Tak jak sobie na niego patrzyłem z trybun to chłopaczek niesamowicie dorósł dzięki LE.To jest inny człowiek niż ten który grał mecze w Sydney przed sezonem.Będą z niego ludzie.
Tymczasem uciekam.Koledzy zadowoleni z wygranej Koln, ja z wygrania grupy więc będzie się piło z przyjemnością.Bez odbioru ;>
Kilka tematów się wyjaśniło:
1. Elneny może odejść już zimą
2. Ostygną głowy tym, którzy robili gwiazdy z trójki smarkaczy z Nelsonem na czele.
3. Iwobi musi spuścic trochę wody sodowej.
4. Jack zasługuje na pierwszy skład ale sam meczu nie wygra.
5. Kał Czambers gra :)
5. Giroud po ostatnich urazach nie jest sobą.
6. Wyszliśmy z grupy LE.
Pitu88 dobrze powiedziane. .. mentalność grajków AW. Takie dna Arsenalu
O kuzwa jaki komentarz teraz
O panie....
Reszcie się po prostu nie chciało
Jack przynajmniej próbował coś strzelać , a reszta zapomniała chyba gdzie bramka jest.
Nelson też fajnie po wejściu , Iwobi tragedia co się z tym chłopakiem dzieje .
znów to samo...można przegrać, ale trzeba to zrobić z klasą, a nie z żenadą i żalośnie. Mentalność grajków Węgiera
@arsenallord
Dziś.
Katastrofa... im się nie chce grać. Nasze młode "talenty" to jakiś dramat
@mitmichael: Przecież ta cała faza grupowa to była katorga :D A mimo to mamy zapewnione pierwsze miejsce w grupie na mecz przed końcem. To pokazuje, jak niski poziom jest w tej LE.
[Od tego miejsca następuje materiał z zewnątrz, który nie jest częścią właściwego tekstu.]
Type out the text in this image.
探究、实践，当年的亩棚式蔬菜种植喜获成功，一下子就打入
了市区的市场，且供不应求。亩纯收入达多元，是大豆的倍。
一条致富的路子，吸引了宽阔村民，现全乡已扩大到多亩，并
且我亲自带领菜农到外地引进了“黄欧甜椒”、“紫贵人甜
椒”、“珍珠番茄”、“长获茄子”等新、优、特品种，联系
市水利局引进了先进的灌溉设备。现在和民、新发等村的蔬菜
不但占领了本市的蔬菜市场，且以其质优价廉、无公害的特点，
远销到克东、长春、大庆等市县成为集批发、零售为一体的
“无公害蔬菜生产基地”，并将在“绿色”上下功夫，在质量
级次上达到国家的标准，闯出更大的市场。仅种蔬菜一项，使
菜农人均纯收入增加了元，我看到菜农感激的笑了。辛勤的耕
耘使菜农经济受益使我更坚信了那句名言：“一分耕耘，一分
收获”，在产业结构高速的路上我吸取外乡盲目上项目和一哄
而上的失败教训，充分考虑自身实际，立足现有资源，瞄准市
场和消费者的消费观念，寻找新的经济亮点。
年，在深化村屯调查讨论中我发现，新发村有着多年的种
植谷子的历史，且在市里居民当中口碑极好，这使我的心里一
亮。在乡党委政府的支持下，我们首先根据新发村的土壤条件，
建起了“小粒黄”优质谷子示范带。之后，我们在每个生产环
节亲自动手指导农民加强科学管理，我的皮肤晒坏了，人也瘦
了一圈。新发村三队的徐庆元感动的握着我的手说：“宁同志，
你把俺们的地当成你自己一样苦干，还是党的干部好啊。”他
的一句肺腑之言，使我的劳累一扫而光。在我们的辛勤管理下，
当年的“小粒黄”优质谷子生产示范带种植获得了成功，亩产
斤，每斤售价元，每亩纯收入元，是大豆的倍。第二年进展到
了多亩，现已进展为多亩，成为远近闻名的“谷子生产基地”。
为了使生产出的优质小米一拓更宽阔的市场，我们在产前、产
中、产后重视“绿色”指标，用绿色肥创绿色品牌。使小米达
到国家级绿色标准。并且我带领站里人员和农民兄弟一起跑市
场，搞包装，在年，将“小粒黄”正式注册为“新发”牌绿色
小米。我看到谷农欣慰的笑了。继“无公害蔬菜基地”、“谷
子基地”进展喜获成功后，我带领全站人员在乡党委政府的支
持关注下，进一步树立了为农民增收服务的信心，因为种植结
Gdyby Jack grał tyle co Ramsey to by się prezentował lepiej od niego i co do tego nie ma wątpliwości
Dla mnie to było pewne, że będziemy się męczyć. Przecież pierwszy mecz też się męczyliśmy, a graliśmy mocniejszym składem, w dodatku u siebie. Pierwszą połowę przegrywaliśmy, a mieliśmy na boisku Sancheza, Monreala, Bellerina, graczy pierwszego składy, w drugiej połowie wszedł jeszcze Kolasinac, który tak naprawdę uratował nam mecz.